У нас уже осень, сегодня весь день сильный туман и моросит. Когда мы с Роем возвращались с завода в его машине, на нас в тумане налетела какая-то леди, смяла заднее крыло и оторвала бампер.

Настоящей зимы в Нью-Мексико нет, а вот мы с тобой съездим когда-нибудь в наш Мэн, у канадской границы, там ты увидишь снег, иногда наметает выше человеческого роста. Ты, очевидно, не умеешь бегать на лыжах? Я тебя научу, это отличная вещь.

Пока кончаю, моя любимая. Отдыхай вовсю и пиши мне почаще: твои письма для меня такая радость. И не забывай присылать фото, с сентября ты не прислала ни одного. Ты ведь обещала, Трикси, что будешь фотографироваться каждый месяц и присылать мне. Помнишь? Привет мистеру Альварадо.

Целую тебя — как тогда.

Твой Франклин.

Р. S. Моя любимая, я все равно не могу отправить это письмо в таком виде, тактика страуса еще никогда не давала результатов. Конечно, не всегда любовь выдерживает испытание временем и разлукой, я понимаю. Если с тобой случилось именно это, если ты мне прямо скажешь, что так оно и есть, — я просто замолчу. Тут уж ничего не поделаешь, Трикси, я понимаю. Но я все-таки не могу в это поверить. Ты не такая, как другие девушки, чем больше я о тебе думаю, тем больше в этом убеждаюсь. И я так же твердо верю в себя, в то, что сумею дать тебе счастье, моя единственная любимая. Mi solo amor — это правильно по-испански? Может быть, все это еще не так страшно и у тебя действительно только временная депрессия, мало ли от чего — от жары, от расстроенных нервов. Мне страшно представить себе, Трикси, что со мной будет, если ты и в самом деле ко мне переменилась. Пятнадцать месяцев я думаю только о тебе, только о жизни с тобой, и если сейчас все это рухнет, я окажусь как перед пропастью. Впрочем, я пишу глупости. Дело не во мне, дорогая. Я знаю, что моя любовь сумеет защитить тебя от всего в жизни, что бы ни случилось, и не думаю, чтобы это смог дать тебе какой-нибудь другой мужчина. Ты скажешь — хвастовство, но я сейчас просто пишу то, что думаю. Неважно, как это выглядит, сейчас это не имеет никакого значения.

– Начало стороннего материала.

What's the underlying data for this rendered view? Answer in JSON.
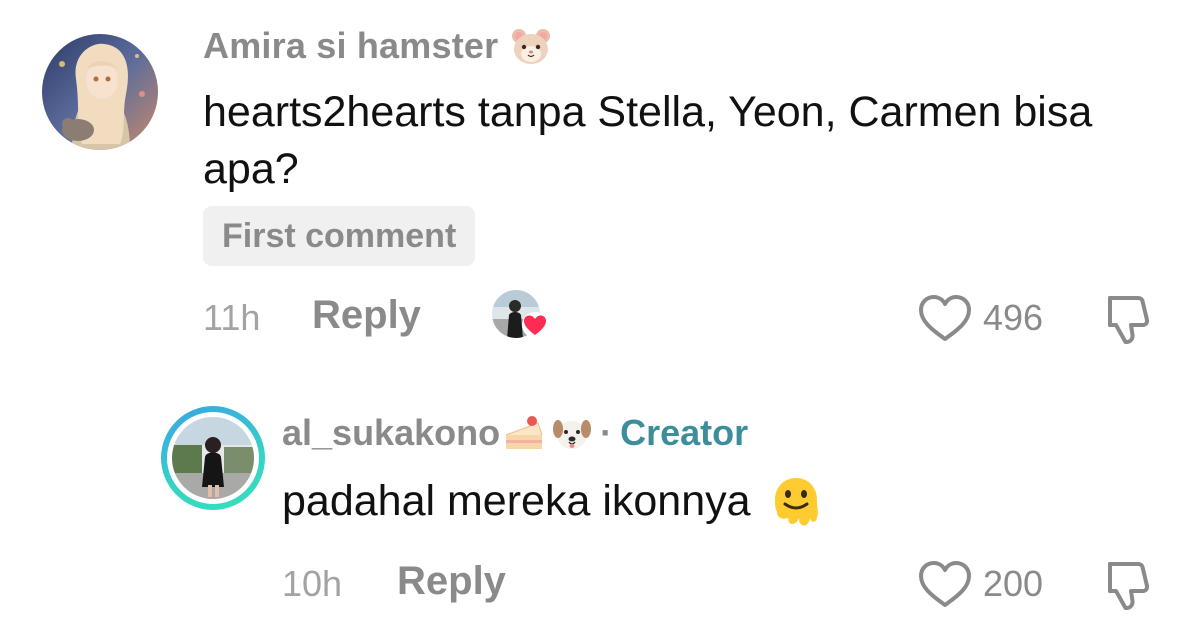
{
  "comments": [
    {
      "username": "Amira si hamster",
      "username_emoji": "hamster-face-emoji",
      "text": "hearts2hearts tanpa Stella, Yeon, Carmen bisa apa?",
      "badge": "First comment",
      "time": "11h",
      "reply_label": "Reply",
      "likes": "496",
      "liked_by_creator": true
    }
  ],
  "reply": {
    "username": "al_sukakono",
    "username_emojis": [
      "shortcake-emoji",
      "dog-face-emoji"
    ],
    "separator": "·",
    "role": "Creator",
    "text": "padahal mereka ikonnya",
    "text_emoji": "melting-face-emoji",
    "time": "10h",
    "reply_label": "Reply",
    "likes": "200"
  },
  "colors": {
    "text_primary": "#111111",
    "text_secondary": "#8a8a8a",
    "creator_accent": "#3d8e9a",
    "heart_red": "#fe2c55",
    "badge_bg": "#f0f0f0"
  }
}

Я не знаю, что тебе еще написать, моя любовь, моя маленькая черноглазая девочка. Если бы я смог сейчас очутиться рядом с тобой — все стало бы по-прежнему, я в этом уверен. Трикси, я вспоминал сегодня нашу первую встречу — у входа в инженерный факультет в Байресе, помнишь, такое огромное готическое здание из красного кирпича? Тогда было очень холодно — солнечный зимний день с пронизывающим ветром, — и ты была в кремовой канадке с капюшоном, меховым изнутри, и вся раскрасневшаяся от холода. Помнишь? А потом, когда мы вдвоем ездили в Ла-Плату на твоем старом «форде» и пришлось менять покрышку на полпути — в парке или в лесу, где такие красивые ворота в виде сдвоенной башни. Я тогда обнял тебя и испачкал твою курточку, и мы едва оттерли пятна и потом замывали их около ручья.

Трикси, я хочу, чтобы ты все это вспомнила. Если, конечно, тебе эти воспоминания еще приятны. Для меня они — самое светлое в жизни, и всегда этим останутся. Я буду любить тебя всегда и везде, что бы ни случилось, в горе и в радости. Больше мне нечего тебе сказать.

Я буду ждать твоего ответа.

10

В полутемном зальце пульперии было душно и пахло прокисшим вином и кухонным чадом. У стойки лениво перебрасывались словами двое посетителей. Озлобленно гудели мухи под темным дощатым потолком.

Было жарко. За окном калилась на солнце пыльная площадь — такая же, как в любом из этих местечек: белые одноэтажные домики с плоскими крышами и зарешеченными окнами до самой земли, чахлая зелень, коновязь, возле которой понуро стоял оседланный гнедой мерин. Седло было гаучское — непомерно широкое, с круглыми кожаными стременами, покрытое овчиной, шерстью наверх. Чуть поодаль, за оградой из порванной проволочной сетки, лениво бродили на голенастых ногах два неизвестно зачем посаженных сюда ньянду — какие-то общипанные, тускло-серого цвета, с крошечными головками на голых шеях.